Jahr für Jahr steigt der Meeresspiegel und erhöht weltweit für Küstenregionen und ihre Bewohner die Gefährdung durch Überschwemmungen. Nun zeigt eine Studie, dass gleichzeitig entlang der US-amerikanischen Ostküste große Landstriche absinken - zum Teil deutlich. Betroffen sind auch dicht besiedelte Städte wie etwa New York, Baltimore und Norfolk. Dort steigert die Bodenbewegung nicht nur die Überflutungsgefahr, sondern sie bedroht auch die teils marode Infrastruktur - Gebäude, Rohrleitungen, Straßen, Gleisanlagen und sogar Start- und Landebahnen großer Flughäfen.
"Das Problem ist nicht allein, dass das Land absinkt", erläutert Erstautor Leonard Ohenhen von der Universität Virginia Tech in Blacksburg. "Das Problem ist, dass die Hotspots des absinkenden Lands sich direkt überschneiden mit Zentren von Bevölkerung und Infrastruktur." Als Beispiele nennen der Geowissenschaftler und seine Kollegen im Fachblatt "PNAS Nexus" die großen New Yorker Flughäfen JFK und LaGuardia, wo die jährliche Absenkrate mehr als zwei Millimeter betrage.
Für die gesamte US-Ostküste hatte das Team entlang eines 100 Kilometer breiten Streifens anhand von Radarmessungen durch Satelliten die Bodenbewegungen für den Zeitraum von 2007 bis 2020 ausgewertet. Resultate: Große Teile des Areals sinken um mehr als zwei Millimeter pro Jahr, manche - immerhin bis zu 3700 Quadratkilometer - um mehr als 5 Millimeter, stellenweise sogar um mehr als 10 Millimeter. In New York, Baltimore und Norfolk liegt die Rate überwiegend bei ein bis zwei Millimetern pro Jahr. Ursachen sind hauptsächlich die Verdichtung des Untergrunds, die Entnahme von Grundwasser und Bergbau.
Überflutungen auch ohne Meeresspiegelanstieg
Das Absinken könnte in Kombination mit dem steigenden Meeresspiegel - immerhin zurzeit rund 4 Millimeter pro Jahr - das Überflutungsrisiko für manche Areale binnen weniger Jahrzehnte verdreifachen, schreibt die Gruppe. Auch wenn es keinen steigenden Meeresspiegel gäbe, könne eine andauernde Absenkung des Bodens in manchen Küstenregionen zu irreversiblen Überflutungen und regelmäßigeren Überschwemmungen führen.

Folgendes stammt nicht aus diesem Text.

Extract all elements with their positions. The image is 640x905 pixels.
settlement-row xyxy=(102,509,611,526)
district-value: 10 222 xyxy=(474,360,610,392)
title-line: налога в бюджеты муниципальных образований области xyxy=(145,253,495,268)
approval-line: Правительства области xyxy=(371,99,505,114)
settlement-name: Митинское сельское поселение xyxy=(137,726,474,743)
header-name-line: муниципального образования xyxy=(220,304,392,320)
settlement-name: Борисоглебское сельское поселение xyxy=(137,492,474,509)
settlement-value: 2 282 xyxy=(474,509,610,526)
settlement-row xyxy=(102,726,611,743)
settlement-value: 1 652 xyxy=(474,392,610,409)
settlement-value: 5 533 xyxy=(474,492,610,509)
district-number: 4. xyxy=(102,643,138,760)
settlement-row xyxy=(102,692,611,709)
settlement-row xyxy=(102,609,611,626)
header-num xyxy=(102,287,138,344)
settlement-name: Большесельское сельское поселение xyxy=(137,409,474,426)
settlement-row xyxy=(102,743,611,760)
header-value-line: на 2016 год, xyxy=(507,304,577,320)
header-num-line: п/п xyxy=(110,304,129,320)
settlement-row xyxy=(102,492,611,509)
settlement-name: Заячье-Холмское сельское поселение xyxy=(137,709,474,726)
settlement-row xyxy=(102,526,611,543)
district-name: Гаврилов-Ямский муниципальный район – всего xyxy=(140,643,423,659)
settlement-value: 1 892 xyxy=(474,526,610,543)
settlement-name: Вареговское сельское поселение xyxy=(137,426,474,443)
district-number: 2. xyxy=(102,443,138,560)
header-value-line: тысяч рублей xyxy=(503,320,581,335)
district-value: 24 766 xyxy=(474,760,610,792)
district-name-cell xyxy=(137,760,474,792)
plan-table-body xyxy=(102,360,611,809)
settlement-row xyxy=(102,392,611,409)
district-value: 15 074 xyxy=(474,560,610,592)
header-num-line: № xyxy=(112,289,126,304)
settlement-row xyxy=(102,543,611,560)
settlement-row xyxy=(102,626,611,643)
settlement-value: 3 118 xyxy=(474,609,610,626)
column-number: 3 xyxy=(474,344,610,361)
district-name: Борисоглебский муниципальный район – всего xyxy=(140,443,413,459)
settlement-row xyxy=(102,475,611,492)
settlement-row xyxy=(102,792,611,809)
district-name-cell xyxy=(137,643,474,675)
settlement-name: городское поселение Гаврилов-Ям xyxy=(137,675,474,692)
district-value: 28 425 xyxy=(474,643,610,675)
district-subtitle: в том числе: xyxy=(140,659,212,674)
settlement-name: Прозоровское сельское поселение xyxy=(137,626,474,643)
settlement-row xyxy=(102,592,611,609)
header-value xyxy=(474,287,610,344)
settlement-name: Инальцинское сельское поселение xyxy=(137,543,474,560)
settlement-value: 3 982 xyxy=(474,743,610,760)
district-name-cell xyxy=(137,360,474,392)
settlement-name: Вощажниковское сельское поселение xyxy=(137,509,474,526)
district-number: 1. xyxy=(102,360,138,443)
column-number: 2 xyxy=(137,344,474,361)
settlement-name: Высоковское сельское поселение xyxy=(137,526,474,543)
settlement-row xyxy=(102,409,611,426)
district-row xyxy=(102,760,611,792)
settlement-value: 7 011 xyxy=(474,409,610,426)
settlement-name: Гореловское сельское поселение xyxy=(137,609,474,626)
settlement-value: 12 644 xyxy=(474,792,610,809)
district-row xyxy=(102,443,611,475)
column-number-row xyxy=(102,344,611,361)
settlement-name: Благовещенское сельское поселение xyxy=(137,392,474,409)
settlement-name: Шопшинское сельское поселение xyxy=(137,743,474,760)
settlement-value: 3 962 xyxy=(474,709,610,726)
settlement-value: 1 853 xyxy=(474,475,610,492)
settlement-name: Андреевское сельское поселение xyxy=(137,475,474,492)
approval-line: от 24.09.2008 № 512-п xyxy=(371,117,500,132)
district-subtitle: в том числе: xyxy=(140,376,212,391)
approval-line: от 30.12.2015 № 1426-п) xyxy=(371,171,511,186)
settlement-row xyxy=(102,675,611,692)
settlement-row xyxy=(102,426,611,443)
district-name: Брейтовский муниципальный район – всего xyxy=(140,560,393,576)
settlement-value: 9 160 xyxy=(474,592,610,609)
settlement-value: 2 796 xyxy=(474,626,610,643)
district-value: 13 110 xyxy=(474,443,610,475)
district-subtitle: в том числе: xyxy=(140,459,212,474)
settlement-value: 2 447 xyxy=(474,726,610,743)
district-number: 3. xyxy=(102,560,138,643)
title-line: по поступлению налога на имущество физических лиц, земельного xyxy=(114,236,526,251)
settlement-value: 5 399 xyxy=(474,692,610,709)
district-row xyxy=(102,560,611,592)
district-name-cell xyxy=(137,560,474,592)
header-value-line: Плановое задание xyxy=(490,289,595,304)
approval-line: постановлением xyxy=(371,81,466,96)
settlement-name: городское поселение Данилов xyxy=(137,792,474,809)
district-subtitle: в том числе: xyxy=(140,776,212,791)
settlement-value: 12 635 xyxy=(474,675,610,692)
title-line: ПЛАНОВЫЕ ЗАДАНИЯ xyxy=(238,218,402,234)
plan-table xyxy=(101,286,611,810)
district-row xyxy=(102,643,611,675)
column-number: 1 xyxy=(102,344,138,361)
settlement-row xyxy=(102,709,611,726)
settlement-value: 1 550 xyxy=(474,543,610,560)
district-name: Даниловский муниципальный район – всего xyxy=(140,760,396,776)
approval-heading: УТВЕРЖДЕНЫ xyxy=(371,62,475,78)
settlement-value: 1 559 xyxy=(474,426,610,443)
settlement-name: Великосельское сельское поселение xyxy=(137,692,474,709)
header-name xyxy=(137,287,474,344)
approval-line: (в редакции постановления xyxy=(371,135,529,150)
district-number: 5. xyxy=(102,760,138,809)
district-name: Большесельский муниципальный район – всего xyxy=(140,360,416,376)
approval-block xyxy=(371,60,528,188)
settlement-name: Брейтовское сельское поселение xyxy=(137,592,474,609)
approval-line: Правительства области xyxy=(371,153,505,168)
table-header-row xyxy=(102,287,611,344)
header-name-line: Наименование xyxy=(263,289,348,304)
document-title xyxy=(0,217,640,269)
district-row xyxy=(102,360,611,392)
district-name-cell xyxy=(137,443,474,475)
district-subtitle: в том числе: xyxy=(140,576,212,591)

Für die Schädigung der Infrastruktur sei die Absenkungsrate jedoch nicht unbedingt ausschlaggebend, heißt es weiter. Problematisch sei etwa, wenn benachbarte Gegenden mit unterschiedlicher Geschwindigkeit absinken, was zu Schieflagen führt. Hier kommt erschwerend hinzu, dass sich in manchen Arealen der Ostküste die Oberfläche hebt - etwa an der bei Baltimore gelegenen Chesapeake Bay. Dies gilt als Spätfolge der vor rund 10.000 Jahren verschwundenen Gletscher.
Auch in deutschen Küstenregionen sinken einige Gebiete deutlich ab, wie Thomas Lege von der Bundesanstalt für Geowissenschaften und Rohstoffe (BGR) in Hannover erläutert. Betroffen sind hauptsächlich die Marschland-Areale - also Gebiete mit angeschwemmten, meist sehr feuchten und unverfestigten Sedimentablagerungen - etwa in den Mündungsgebieten von Elbe und Weser.
Noch größere Absenkungen von jährlich zehn Millimetern oder mehr gebe es über Gasfeldern etwa westlich an der Emsmündung, sagt der Leiter des BGR-Fachbereichs Gefährdungsanalysen und Fernerkundung. Mit der Absenkung steige zwar die Gefährdung durch Überschwemmungen, sagt Lege, insbesondere wenn man in längeren Zeiträumen über mehrere Jahrzehnte denke. "Doch der Zusammenhang zwischen Meeresspiegelanstieg und Absenkung der Böden wird beim Deichbau berücksichtigt", betont der Experte. Und auch beim Bau von Straßen oder Industriegebieten über Marschland werde häufig vorgeplant: Dort würden Areale mitunter schon Jahre vor dem eigentlichen Baubeginn meterdick mit Sand bedeckt - "um den unbefestigten Boden vorzubelasten, ihn wie einen unterirdischen Schwamm etwas auszupressen und künftige Absenkungen so vorwegzunehmen".